25.10.09

Esta historia no es mía

Esa tarde bajé a fumar. Descendí desde el séptimo piso, en donde se encuentra mi consultorio, hasta la entrada del edificio, la única zona donde nos permiten hacerlo.
Cuando salí del lobby al exterior fue cuando la vi. Ella estaba sentada en uno de los bordes de las escaleras, no cabizbaja pero sí pensativa, con la mirada distante, como en otro mundo.
Me acerqué no más por convicción que por accidente, pues el basurero, que a la vez es también cenicero, estaba colocado a un par de metros de ella.
Encendí mi cigarrillo y, por educación, le ofrecí uno. Aceptó. Compartiendo la nicotina no hubo nada que nos impidiera compartir lo demás. Entonces comenzamos a hablar.

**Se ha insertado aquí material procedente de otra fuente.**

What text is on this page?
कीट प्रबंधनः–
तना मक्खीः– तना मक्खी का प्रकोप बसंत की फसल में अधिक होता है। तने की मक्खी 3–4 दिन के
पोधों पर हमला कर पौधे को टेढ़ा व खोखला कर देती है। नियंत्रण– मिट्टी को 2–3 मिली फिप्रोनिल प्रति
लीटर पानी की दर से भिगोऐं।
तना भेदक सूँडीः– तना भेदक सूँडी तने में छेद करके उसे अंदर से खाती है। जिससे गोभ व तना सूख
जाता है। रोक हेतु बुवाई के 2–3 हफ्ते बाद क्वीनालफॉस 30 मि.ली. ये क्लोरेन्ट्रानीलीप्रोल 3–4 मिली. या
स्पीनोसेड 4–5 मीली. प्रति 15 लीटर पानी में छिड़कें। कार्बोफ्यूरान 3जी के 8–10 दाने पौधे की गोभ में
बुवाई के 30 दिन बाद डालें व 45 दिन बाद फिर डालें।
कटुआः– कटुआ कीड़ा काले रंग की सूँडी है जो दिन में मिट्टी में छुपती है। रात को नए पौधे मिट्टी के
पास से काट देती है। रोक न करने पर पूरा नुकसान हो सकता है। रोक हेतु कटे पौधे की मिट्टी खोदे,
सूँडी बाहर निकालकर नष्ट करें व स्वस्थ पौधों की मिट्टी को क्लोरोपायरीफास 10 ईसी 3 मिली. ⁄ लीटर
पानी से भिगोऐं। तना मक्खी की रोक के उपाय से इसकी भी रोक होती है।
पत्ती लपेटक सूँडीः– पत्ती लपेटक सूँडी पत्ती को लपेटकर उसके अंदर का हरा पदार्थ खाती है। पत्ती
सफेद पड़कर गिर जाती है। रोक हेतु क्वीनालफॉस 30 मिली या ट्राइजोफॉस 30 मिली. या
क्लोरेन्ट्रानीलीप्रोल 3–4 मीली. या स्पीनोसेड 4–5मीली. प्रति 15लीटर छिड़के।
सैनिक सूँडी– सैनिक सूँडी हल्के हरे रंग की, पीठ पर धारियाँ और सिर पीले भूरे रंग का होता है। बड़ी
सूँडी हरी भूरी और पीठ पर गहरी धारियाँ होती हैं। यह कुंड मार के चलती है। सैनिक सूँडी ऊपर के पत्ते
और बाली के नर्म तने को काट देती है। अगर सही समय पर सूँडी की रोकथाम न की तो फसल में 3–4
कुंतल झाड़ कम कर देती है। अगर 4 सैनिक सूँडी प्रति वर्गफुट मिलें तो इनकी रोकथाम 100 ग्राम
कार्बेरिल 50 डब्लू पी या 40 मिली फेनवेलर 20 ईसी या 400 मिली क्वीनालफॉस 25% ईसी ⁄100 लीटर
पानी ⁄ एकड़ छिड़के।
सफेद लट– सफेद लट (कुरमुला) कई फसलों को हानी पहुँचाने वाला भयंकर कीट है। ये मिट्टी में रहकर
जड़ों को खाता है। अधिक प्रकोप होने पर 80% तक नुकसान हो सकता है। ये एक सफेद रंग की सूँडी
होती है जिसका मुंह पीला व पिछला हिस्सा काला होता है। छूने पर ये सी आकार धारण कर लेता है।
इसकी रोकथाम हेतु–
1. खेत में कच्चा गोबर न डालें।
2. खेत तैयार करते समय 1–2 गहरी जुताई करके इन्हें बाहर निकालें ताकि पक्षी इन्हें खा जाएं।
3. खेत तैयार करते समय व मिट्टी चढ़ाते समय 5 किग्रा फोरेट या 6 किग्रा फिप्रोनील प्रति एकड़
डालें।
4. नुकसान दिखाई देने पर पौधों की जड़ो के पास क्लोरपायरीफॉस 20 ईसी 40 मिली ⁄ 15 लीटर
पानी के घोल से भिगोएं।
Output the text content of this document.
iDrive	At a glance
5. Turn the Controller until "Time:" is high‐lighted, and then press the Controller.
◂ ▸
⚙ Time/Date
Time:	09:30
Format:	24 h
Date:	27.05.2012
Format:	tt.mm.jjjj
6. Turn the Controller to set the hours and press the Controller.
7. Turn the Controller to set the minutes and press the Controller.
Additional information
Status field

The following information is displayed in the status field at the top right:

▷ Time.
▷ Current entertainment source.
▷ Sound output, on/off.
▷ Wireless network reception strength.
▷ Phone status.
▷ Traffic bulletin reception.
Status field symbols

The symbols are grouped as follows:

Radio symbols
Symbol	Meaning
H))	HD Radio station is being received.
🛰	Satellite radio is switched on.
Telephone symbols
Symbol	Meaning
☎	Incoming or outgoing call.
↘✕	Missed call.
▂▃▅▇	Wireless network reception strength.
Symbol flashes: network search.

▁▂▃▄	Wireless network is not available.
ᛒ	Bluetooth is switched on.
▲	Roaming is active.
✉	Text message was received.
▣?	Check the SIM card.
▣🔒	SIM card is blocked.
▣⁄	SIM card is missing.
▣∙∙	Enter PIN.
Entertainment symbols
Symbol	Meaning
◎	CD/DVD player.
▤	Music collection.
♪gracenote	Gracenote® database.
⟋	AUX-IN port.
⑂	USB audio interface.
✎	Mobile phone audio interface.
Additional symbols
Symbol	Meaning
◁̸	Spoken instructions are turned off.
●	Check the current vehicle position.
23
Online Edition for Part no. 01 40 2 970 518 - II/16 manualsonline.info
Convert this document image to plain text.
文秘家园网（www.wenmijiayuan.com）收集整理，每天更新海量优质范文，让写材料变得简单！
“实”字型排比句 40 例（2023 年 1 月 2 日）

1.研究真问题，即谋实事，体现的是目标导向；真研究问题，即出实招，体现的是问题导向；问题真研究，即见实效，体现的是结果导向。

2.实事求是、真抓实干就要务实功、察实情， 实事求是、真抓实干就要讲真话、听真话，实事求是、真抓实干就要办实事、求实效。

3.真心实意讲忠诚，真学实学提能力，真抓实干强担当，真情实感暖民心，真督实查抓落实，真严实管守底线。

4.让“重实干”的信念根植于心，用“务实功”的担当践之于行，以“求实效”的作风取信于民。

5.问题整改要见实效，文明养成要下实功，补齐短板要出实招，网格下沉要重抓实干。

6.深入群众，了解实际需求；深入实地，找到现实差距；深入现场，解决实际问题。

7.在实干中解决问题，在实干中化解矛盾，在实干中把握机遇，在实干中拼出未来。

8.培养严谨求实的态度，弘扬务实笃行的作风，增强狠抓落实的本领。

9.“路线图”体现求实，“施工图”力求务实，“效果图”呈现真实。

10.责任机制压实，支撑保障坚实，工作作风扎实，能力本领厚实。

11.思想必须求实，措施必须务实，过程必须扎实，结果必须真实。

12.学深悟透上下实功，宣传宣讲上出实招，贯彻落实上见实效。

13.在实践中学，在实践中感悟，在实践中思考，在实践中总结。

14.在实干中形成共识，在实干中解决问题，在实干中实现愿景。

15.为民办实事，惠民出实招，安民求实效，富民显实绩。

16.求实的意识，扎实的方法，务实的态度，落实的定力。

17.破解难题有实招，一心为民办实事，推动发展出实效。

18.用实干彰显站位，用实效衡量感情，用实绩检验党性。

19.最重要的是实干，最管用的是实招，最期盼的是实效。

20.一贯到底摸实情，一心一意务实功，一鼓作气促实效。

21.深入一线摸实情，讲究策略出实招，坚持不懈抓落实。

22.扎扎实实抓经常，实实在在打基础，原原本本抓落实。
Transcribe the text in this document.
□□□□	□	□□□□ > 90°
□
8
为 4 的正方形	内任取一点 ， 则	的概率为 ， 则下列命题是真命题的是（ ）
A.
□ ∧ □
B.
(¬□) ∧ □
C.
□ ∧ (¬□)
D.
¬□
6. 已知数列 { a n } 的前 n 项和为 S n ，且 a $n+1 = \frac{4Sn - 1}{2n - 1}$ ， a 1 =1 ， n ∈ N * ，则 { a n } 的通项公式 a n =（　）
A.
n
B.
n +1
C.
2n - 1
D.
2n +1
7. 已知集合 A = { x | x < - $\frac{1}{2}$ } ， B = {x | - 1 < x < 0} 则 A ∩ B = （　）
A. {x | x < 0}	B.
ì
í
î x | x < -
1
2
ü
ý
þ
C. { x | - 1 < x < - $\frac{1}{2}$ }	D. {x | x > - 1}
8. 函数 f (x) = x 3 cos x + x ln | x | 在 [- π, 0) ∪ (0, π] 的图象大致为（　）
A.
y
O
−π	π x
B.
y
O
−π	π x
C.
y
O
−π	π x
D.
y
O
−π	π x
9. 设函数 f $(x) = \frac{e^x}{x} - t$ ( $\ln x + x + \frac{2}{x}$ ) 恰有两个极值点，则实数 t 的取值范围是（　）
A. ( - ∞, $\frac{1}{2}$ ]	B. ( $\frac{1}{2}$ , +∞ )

Le conté que era doctor. Alergólogo, específicamente. Tenía años de ejercer pero sólo unos cuantos meses como independiente. Me va bien, dije con una sonrisa tranquila. Estupendamente bien. Lo que a mi edad quiere decir tanto estabilidad como autosuficiencia, pues así es como se va construyendo la vida. Claramente, eso no lo dije. Sólo lo pensé. Lo pensé todavía con la sonrisa que de tranquila había pasado a maliciosa o vacía o ingenua, y le di un toque al cigarro.
Ella me dijo que estaba en el treceavo piso y que se dedicaba a los estudios de mercado. Cuatro años en dos empresas distintas. Dos en cada una. Había conseguido un buen puesto incluso antes de graduarse, así que todo pintaba de maravilla. Pero de pronto, dijo ella, todo se enrareció, se acabó el encanto. Como pasa a veces en una relación, exclamó, e inmediatamente después de exhalar el humo, le dio otra calada al cigarrillo. Me di cuenta que fumaba mucho más rápido que yo.
Me confesó que había bajado no sólo para tomar aire. También para tomar valor. Estaba a punto de renunciar en esa media tarde de viernes nublado. Entonces dijo algo así como que fuera el encanto, el gusto o el ciclo lo que se hubiera terminado, era hora de cambiar. Y ella iba a cambiar. Después vería qué rumbo tomaban las cosas. Después vería cómo resolverlas.
Apuró el cigarrillo, lo terminó y depositó en el cenicero. Se puso de pie, suspiró y me dijo que era el primero que se fumaba en años, después de haberlo dejado por mucho tiempo. Se despidió de palabra y le deseé suerte. Fue todo tan rápido. Entró al edificio, ingresó a uno de los elevadores y, mientras las puertas se cerraban frente a ella, la observé buscando su mirada, pero nada pasó.
El contador del elevador avanzó hasta detenerse unos segundos en el piso 13. Vi el cigarro en mis manos todavía humeante, agotando las últimas esperanzas del tabaco, y no pude evitar sentirme algo culpable.